College Math Teaching

March 6, 2010

Implicit Differentiation and Differential Equations

In my “business calculus class”, we were studying implicit differentiation.
We had a problem:
Find dy/dx if x/y - x^2 = 1
I showed them three ways to do the problem, all of which yield different looking answers:

x - x^2y = y Differentiate both sides: 1 - 2xy -(x^2)dy/dx = dy/dx which yields:
dy/dx = (1-2xy)/(1 + x^2)

Method 2: do directly:
(y - (x)dy/dx)/y^2 -2x= 0  This leads to dy/dx = (y - 2xy^2)/x

Of course that looks different; but we can always solve for y and do it directly:
x/y = 1+ x^2 which yields y = x/(x^2+1) which yields the easy solution:
dy/dx = (1 - x^2)/((x^2 + 1)^2

Now one can check that all three solutions are in fact equal on the domain y \neq 0

But here is the question that came to mind:  in the first two methods we had two different two variable equations: (y - 2xy^2)/x^2 = dy/dx = (1-2xy)/(1 + x^2)

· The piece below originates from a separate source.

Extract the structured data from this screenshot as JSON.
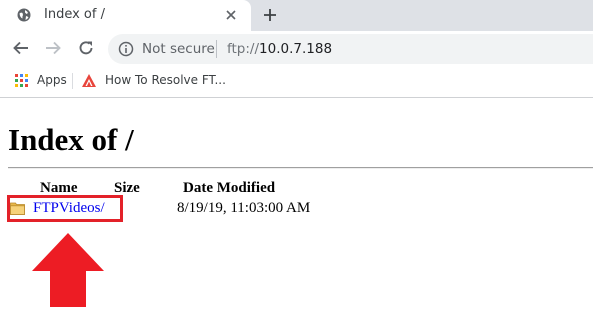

So what does this mean for y ?  Is it uniquely determined?

Answer:  of course it is: what we really have is f(x,y)=g(x,y) = dy/dx whose solution IS uniquely determined on an open rectangle so long as f and g are continuous and  \partial f/y and \partial g/y are continuous also. 🙂

But I didn’t realize that until I took my morning swim. 🙂

This is the value of talking to a friend who knows what he/she is doing: I was reminded that f(x,y)=g(x,y) = dy/dx means that f = dy/dx and g = dy/dx indeed have unique solutions that have the same slope at a common point, but with just this there is no reason that the solutions coincide over a whole interval (at least without some other condition).

So we have something to think about and to explore; I don’t like being wrong but I love having stuff to think about!

Now, of course, we have “different” differential equations with the same solution; yes, there is a theory for that.  I’ve got some reading to do!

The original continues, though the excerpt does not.